Health workers and hospitals too, are regularly attacked, even though they should be protected as neutral parties. Stephen Rapp, the U.S. Ambassador-at-Large for Global Criminal Justice, said the “targeting of medical facilities is greater than we’ve seen in modern warfare.” Many suspect the regime’s attacks, which include bombing hospitals, are part of a deliberate campaign against civilians. By the Syrian government’s own estimates, only half of the country’s hospitals can function. Government forces have also targeted opposition field hospitals, while public hospitals have turned away wounded civilians suspected of supporting the opposition. The Syrian Network for Human Rights estimates the government has arrested 3,000 medical staff and volunteers. Adding to the danger of health workers, the headquarters of the Syrian Red Crescent was attacked in December, and earlier in June a volunteer was shot while in uniform. Syrian Red Crescent workers say they have been targeted by both sides. Such relentless attacks on health workers and hospitals represent a complete disregard for human life and serve as a stark omen of the boundless potential for future violence.

In addition to chemical weapons, the regime has most recently made devastating use of scud missiles, launching them into residential neighborhoods in Aleppo just weeks ago killing over 140 people. Similarly devastating is how the regime is using cluster bombs, dropped from planes and launched from the ground, to deliberately target civilians. Cluster bombs release smaller munitions once launched and are designed to spread out over a wide area before detonating, simultaneously killing several people. So destructive are these weapons that over 100 countries (but not Syria) signed up to ban them in the 2008 Convention on Cluster Munitions. Though the distinction between chemical and “conventional” weapons is not without basis, the use of scud missiles and cluster bombs to target civilians is a clear violation of any morally founded code of conduct, even during a conflict.

In an attempt to reinforce some of these red lines and prevent fighters from committing such violations, the Center for Civil Society and Democracy in Syria drafted and published a “Code of conduct for combat operations” (in Arabic). The document contains eleven articles in all and addresses important dimensions of conduct in the conflict. It lays out basic rights of civilians and those in custody and prohibits certain actions by armed fighters.

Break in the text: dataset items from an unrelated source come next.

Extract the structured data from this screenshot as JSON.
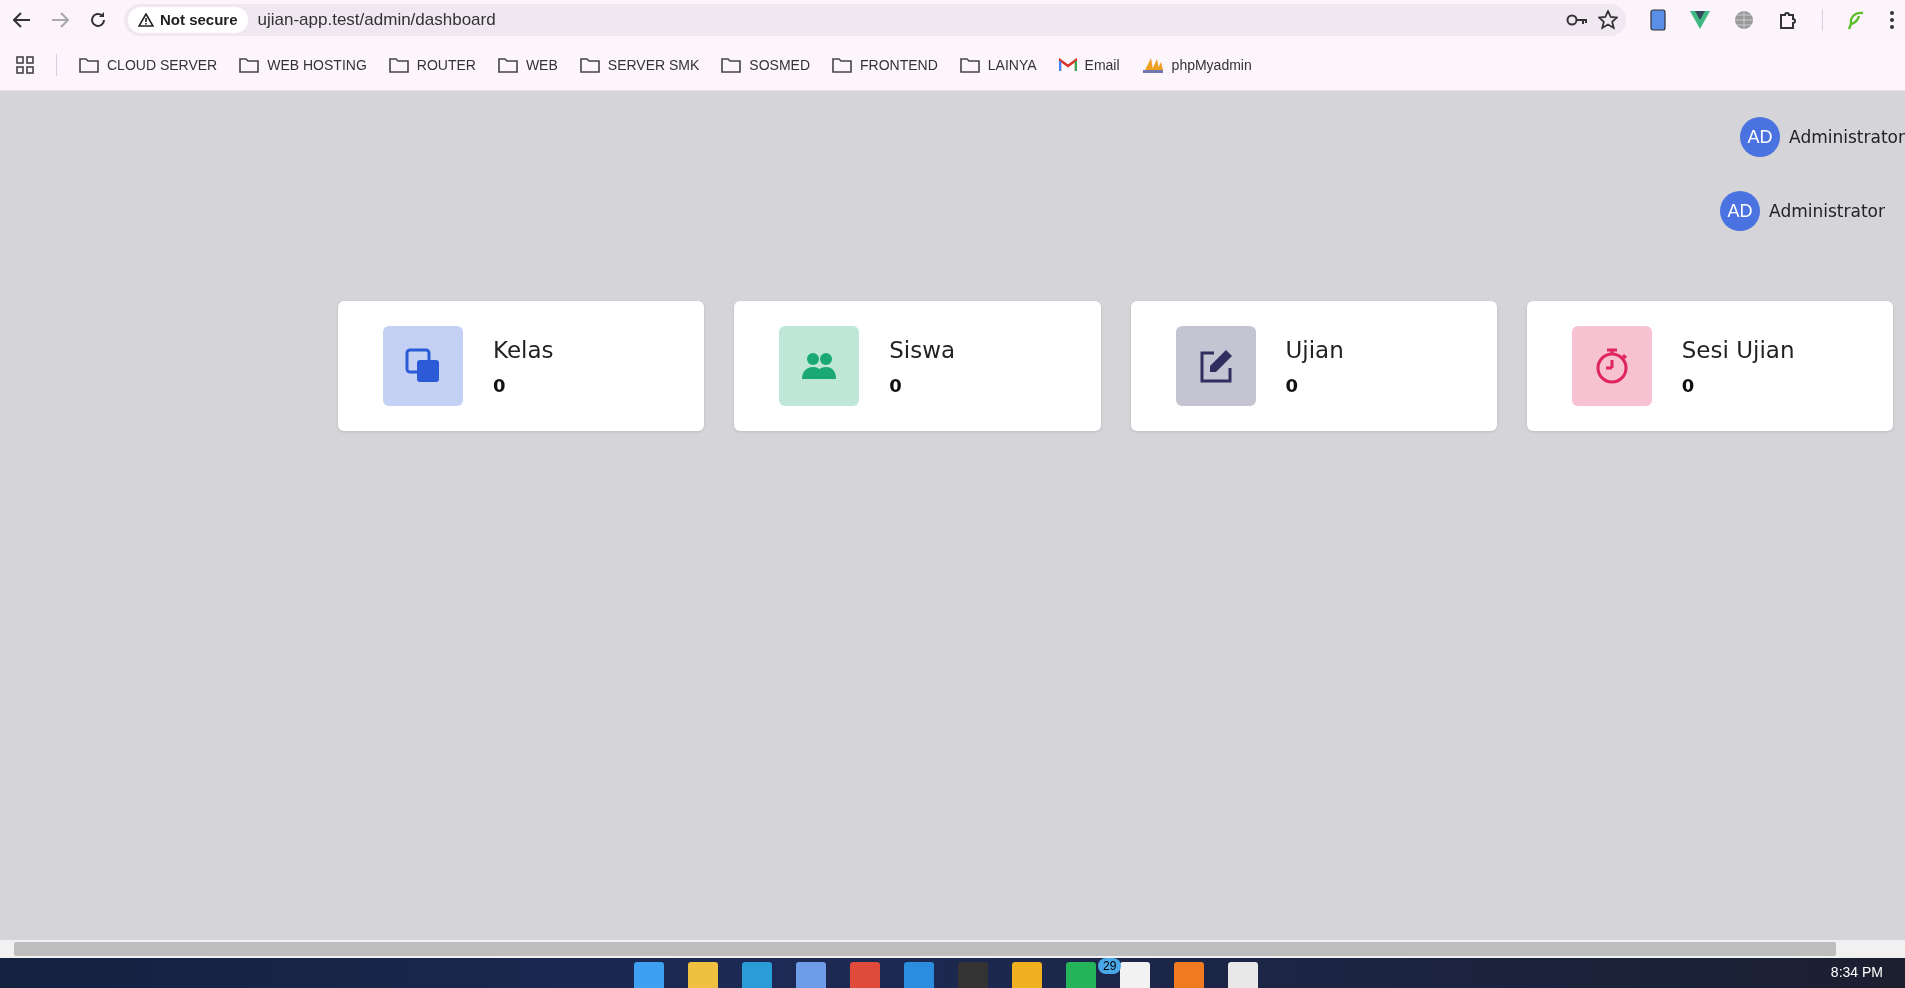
{
  "browser": {
    "security": "Not secure",
    "url": "ujian-app.test/admin/dashboard"
  },
  "bookmarks": [
    {
      "kind": "folder",
      "label": "CLOUD SERVER"
    },
    {
      "kind": "folder",
      "label": "WEB HOSTING"
    },
    {
      "kind": "folder",
      "label": "ROUTER"
    },
    {
      "kind": "folder",
      "label": "WEB"
    },
    {
      "kind": "folder",
      "label": "SERVER SMK"
    },
    {
      "kind": "folder",
      "label": "SOSMED"
    },
    {
      "kind": "folder",
      "label": "FRONTEND"
    },
    {
      "kind": "folder",
      "label": "LAINYA"
    },
    {
      "kind": "mail",
      "label": "Email"
    },
    {
      "kind": "pma",
      "label": "phpMyadmin"
    }
  ],
  "users": [
    {
      "initials": "AD",
      "name": "Administrator"
    },
    {
      "initials": "AD",
      "name": "Administrator"
    }
  ],
  "cards": [
    {
      "kind": "copy",
      "title": "Kelas",
      "value": "0",
      "color": "#2b5bd6"
    },
    {
      "kind": "users",
      "title": "Siswa",
      "value": "0",
      "color": "#1aa874"
    },
    {
      "kind": "edit",
      "title": "Ujian",
      "value": "0",
      "color": "#2f2e5f"
    },
    {
      "kind": "timer",
      "title": "Sesi Ujian",
      "value": "0",
      "color": "#e0245e"
    }
  ],
  "taskbar": {
    "badge": "29",
    "time": "8:34 PM"
  }
}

The use of “torture, rape and mutilation,” for instance, is forbidden in all circumstances, as is the use of “internationally banned weapons.” Fighters and non-combatants alike enjoy the right to medical attention, and the document mandates “respecting the protection of all medical personnel” and even “providing them with the necessary assistance for the carrying out of their work.” These efforts are important, but the fact that they are so needed, even for the side committing fewer violations, emphasizes the disastrous state of human rights in Syria today.

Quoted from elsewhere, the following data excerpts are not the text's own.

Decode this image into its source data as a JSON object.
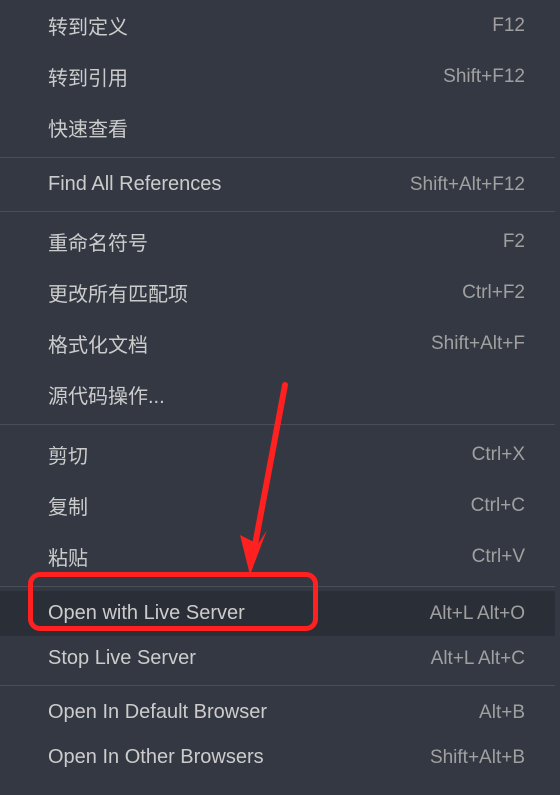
{
  "menu": {
    "groups": [
      [
        {
          "label": "转到定义",
          "shortcut": "F12"
        },
        {
          "label": "转到引用",
          "shortcut": "Shift+F12"
        },
        {
          "label": "快速查看",
          "shortcut": ""
        }
      ],
      [
        {
          "label": "Find All References",
          "shortcut": "Shift+Alt+F12"
        }
      ],
      [
        {
          "label": "重命名符号",
          "shortcut": "F2"
        },
        {
          "label": "更改所有匹配项",
          "shortcut": "Ctrl+F2"
        },
        {
          "label": "格式化文档",
          "shortcut": "Shift+Alt+F"
        },
        {
          "label": "源代码操作...",
          "shortcut": ""
        }
      ],
      [
        {
          "label": "剪切",
          "shortcut": "Ctrl+X"
        },
        {
          "label": "复制",
          "shortcut": "Ctrl+C"
        },
        {
          "label": "粘贴",
          "shortcut": "Ctrl+V"
        }
      ],
      [
        {
          "label": "Open with Live Server",
          "shortcut": "Alt+L Alt+O",
          "hovered": true,
          "highlighted": true
        },
        {
          "label": "Stop Live Server",
          "shortcut": "Alt+L Alt+C"
        }
      ],
      [
        {
          "label": "Open In Default Browser",
          "shortcut": "Alt+B"
        },
        {
          "label": "Open In Other Browsers",
          "shortcut": "Shift+Alt+B"
        }
      ]
    ]
  },
  "annotation": {
    "highlight_color": "#ff2020",
    "arrow_color": "#ff2020"
  }
}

These violations are so serious, frequent, and diverse that many have called for their referral to the International Criminal Court. But since Syria is not a party to the Rome Statute, it will take a vote by the Security Council to bring it under the purview of the ICC, a move that has been blocked by Russia so far. While ICC referral would surely be a positive development, its obvious lateness cannot but undermine the moral authority of that process. In the popular debate, it is unfortunate that a crude preoccupation with chemical weapons or questions of genocide are often invoked as the central yardstick of severity. If a conflict’s severity is based on the scope, scale, and nature of crimes, then Syria is a serious case, to say the least. Credible documentation has proven that much.

Clearly, red lines have been crossed in Syria. They have been crossed, recrossed, and crisscrossed again. A crimson patchwork of indefensible violations now weighs upon Syrian society. Any discussion of the human rights situation in Syria, and the moral imperatives arising from it, must begin by recognizing that truth.